Her sabah bir şaşkınlık içerisinde uyanıyor toplum; kafalarda hep aynı endişe, “Arkadaş ne oluyor, kim, neden ve niçin -çoğu aslı astarı olmayan- bu bilgileri sızdırıyor” sorusu soruluyor.
‘İki satırlık adresi’ aklında tutamadığı halde kurmay olmuş subayların panik içerisinde ‘pusulayı yutmalarından’ tutun da ‘bir kullanımlık’ ve işi bitmiş askeri malzemelerin “darbeye hazırlık” kanıtı olarak sunulmasına kadar.
‘Doğrular’ ile yanlışların, ‘gerçekler’ ile yalanların havada uçuştuğu ve ‘şaibeli hukuksal sonuçlar’ ile noktalanan bir süreç.
Dünden söz ediyoruz değil mi?
Ama hiç de öyle değilmiş gibi.
***
Yine bir takım belgeler, evrakın, ‘yaş’ mı yoksa ‘kuru’ mu olduğu tartışmalı imzalar uçuşup duruyor; belli ki daha da uçuşacak.
Teşbihte hata olmaz, kumar masasında ‘kartların açılması’ misali; herkes birbirine ‘rest’ çekiyor, herkes ‘blöf’ yapıyor, herkes ‘kendinin haklı olduğunu’ öne sürüyor.
Acaba gerçekten öyle mi, herkes haklı mı, kimileri haksız mı, yoksa herkes mi haksız?
Bu sorulara cevap bulmanın da bizleri bir arpa boyu ileri taşıyacağına inanmıyoruz.
Kimse kendini kandırmasın; böylesine ‘geniş çaplı’ operasyonlarda aktörlerin ‘bir takım kaynaklardan’ beslenmemeleri, en azından ‘yönlendirilmemeleri’ hiç mantığın alacağı iş midir?
Elden ele dolaşıp duran ve kimi ‘gerçeği’, kimi ‘bilgi kirliliğini’ hedefleyen belgelerin kaynağı, sızdırılma şekli her zaman bir takım kuşkuları beraberinde getirecektir.
Burada kamuoyunu ilgilendiren, kişilerin ve kurumların böylesi ‘puslu havalarda’ aldıkları durumdur.
Kim ‘dün’ ne demiş, nasıl davranmış, ne yapmıştır ve ‘bugünkü tavrı’ nicedir?

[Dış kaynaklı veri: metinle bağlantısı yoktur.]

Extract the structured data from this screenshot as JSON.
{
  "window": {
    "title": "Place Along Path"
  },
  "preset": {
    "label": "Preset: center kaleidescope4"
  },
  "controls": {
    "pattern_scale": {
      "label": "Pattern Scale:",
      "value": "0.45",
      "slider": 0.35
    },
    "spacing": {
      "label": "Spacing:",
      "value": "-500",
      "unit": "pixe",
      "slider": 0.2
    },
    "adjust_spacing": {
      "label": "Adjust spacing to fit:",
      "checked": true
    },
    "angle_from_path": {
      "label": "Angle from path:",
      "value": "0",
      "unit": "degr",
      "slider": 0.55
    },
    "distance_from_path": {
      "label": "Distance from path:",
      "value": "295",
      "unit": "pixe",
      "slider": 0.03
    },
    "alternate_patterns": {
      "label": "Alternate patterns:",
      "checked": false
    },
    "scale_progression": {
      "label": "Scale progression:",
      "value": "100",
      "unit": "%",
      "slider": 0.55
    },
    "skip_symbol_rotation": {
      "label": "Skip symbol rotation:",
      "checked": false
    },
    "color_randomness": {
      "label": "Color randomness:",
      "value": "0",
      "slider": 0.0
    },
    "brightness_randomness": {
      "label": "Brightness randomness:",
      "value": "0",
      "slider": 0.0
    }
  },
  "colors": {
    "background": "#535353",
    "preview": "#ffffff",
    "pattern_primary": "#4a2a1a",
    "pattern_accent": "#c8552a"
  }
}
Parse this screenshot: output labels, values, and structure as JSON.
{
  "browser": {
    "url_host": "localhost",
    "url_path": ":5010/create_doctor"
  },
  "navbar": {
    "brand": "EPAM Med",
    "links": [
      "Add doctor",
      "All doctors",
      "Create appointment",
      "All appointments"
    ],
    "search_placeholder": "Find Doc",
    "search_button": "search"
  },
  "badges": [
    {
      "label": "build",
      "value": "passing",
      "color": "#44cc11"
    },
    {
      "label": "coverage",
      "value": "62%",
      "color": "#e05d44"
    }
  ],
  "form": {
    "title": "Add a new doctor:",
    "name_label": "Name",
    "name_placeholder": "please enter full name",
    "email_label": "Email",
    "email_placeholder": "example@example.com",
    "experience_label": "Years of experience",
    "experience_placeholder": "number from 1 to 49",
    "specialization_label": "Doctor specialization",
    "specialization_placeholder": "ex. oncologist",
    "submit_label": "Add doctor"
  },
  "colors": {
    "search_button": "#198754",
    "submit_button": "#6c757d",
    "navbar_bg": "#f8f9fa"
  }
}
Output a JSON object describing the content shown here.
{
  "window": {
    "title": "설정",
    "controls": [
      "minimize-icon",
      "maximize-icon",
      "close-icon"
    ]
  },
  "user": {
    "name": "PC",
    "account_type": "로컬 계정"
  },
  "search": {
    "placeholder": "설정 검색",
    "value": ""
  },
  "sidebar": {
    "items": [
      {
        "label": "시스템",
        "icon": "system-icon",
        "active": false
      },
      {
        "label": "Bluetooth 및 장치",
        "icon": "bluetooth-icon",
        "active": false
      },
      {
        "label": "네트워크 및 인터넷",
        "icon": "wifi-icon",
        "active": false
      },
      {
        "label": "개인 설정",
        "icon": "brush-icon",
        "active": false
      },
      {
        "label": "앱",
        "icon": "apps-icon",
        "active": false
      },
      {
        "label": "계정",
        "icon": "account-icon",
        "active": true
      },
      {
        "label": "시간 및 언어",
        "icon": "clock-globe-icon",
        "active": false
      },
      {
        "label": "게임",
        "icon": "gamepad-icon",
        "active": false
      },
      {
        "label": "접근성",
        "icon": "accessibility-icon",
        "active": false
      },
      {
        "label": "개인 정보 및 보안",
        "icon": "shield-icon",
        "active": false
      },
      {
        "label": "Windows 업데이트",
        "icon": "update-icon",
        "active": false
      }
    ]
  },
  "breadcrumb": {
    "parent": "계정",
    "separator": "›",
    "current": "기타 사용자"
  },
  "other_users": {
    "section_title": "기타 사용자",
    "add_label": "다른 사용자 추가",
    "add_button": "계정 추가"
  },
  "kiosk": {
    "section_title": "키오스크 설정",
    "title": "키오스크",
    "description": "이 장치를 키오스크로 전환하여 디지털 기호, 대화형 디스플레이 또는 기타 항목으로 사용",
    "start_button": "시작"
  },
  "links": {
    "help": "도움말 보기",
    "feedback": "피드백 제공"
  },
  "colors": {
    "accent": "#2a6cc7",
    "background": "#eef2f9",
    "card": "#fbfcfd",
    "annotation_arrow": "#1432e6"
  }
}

Gerisi Brezilya dizisi, kahve falı, nine masalı kadar bile önem arz etmiyor.
***
Bugün yaşananlar, acaba dünün diyeti midir?
Nerede sonlanacağı ve milletin hakikati belki yıllar sonra görebileceği süreci, ‘küresel süreçten’ ayrı düşünmek mümkün müdür?
Ama ‘az gelişmiş’ ülkelerde herkes kendi eylemine bir keramet atfettiği için, “eğitime devam” demekten başka çare kalmıyor.